Mother-of-thyme (Thymus serpyllum) - This species forms an evergreen mat with tiny purple-pink clusters of flowers in mid-summer and spreads by creeping stems. Try to keep covered with snow over winter to prevent browning of the tiny leaves that turn dark purplish-green in fall. Average to dry soil. Prefers a dry sunny location - does well in sun to partial shade cast by spruce trees, along walkways and rock gardens.

Pussytoes (Antennaria diocia) - A praries native, this species with tiny, silvery leaves forms low mats that readily interweave with other plantings. Short stalks of rose pink flowers come in mid-summer. It performs well in all well-drained soil types, and will tolerate partial shade, but prefers full sun.

Perennial Ornamental Grasses

Blue fescue (Festuca ovina var. glauca "Elijah Blue") - These low growing clumps of fine, wiry, blue-grey blades have tan coloured seed spikes that can be removed or left onto provide winter interest. They require well-drained soil to flourish. Prefers full sun, but tolerates partial shade.

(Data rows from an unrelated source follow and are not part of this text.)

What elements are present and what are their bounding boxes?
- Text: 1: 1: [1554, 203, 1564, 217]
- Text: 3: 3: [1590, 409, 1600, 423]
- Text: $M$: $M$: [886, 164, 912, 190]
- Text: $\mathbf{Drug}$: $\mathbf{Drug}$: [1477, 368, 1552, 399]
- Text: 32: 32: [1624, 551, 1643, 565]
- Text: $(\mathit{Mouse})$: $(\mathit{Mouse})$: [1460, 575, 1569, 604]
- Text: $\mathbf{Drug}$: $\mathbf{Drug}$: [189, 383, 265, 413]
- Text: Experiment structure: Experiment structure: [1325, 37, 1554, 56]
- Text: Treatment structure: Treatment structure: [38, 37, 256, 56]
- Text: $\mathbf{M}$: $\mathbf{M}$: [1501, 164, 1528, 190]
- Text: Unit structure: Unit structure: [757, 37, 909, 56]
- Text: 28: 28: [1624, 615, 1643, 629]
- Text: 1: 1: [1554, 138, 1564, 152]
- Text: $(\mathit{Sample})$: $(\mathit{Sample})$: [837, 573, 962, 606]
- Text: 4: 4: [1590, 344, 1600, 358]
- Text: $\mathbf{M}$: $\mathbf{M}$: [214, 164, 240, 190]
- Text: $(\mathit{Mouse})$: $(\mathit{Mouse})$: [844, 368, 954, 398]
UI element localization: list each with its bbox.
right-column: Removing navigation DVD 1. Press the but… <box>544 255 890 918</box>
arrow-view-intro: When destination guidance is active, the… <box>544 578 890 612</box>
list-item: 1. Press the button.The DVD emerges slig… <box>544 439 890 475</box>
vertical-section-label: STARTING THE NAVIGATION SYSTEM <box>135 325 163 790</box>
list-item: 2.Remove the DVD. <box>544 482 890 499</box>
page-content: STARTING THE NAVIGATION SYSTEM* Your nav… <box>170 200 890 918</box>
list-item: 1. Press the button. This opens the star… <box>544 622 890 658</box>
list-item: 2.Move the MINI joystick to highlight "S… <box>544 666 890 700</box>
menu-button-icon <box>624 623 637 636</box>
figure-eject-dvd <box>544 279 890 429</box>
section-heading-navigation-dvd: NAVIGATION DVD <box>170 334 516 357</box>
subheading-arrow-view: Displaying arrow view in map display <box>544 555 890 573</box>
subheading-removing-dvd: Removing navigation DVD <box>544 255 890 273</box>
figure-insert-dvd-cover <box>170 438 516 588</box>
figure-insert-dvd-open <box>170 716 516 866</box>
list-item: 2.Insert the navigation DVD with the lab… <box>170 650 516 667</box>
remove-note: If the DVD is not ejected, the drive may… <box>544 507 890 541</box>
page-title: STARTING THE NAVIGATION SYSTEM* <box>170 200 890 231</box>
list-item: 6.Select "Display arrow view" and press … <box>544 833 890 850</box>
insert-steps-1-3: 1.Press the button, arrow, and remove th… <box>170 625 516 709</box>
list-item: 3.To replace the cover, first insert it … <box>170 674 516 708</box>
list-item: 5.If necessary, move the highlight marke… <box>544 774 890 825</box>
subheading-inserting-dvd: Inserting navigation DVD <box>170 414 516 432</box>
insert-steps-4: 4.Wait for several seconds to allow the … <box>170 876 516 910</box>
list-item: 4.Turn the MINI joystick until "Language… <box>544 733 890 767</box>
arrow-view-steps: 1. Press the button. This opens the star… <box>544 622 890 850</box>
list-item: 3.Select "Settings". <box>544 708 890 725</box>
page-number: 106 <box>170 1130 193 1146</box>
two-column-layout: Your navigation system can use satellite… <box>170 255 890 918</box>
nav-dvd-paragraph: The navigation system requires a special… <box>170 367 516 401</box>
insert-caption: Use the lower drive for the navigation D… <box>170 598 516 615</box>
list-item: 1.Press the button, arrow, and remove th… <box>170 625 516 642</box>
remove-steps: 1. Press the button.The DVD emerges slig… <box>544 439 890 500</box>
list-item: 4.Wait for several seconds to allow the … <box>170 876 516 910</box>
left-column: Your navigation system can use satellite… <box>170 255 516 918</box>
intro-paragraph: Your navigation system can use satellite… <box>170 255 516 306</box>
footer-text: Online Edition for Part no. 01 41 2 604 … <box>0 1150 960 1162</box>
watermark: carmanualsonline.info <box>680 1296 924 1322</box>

Blue oat grass (Helictotrichon sempervirens) - This species is a large, clump-forming evergreen grass with blue leaves and tan seed heads held on tall stems. It flourishes in growing conditiions similar to that needed by blue fescue. It prefers well-drained soils. Partial to full sun.

Karl Foerster feather reed grass (calamgrostis x acutiflora "Karl Foerster" - These compact, green-leaved clumps have tall wheat-like seed heads that persist through the winter. This grass does well in all soils, but thrives in clay. Partial to full sun.

Crimson fountaingrass (Sporobolus heterolepis)  - Commonly known as prairie dropseed, is a species of prairie grass native to the tallgrass and mixed grass prairies of central North America.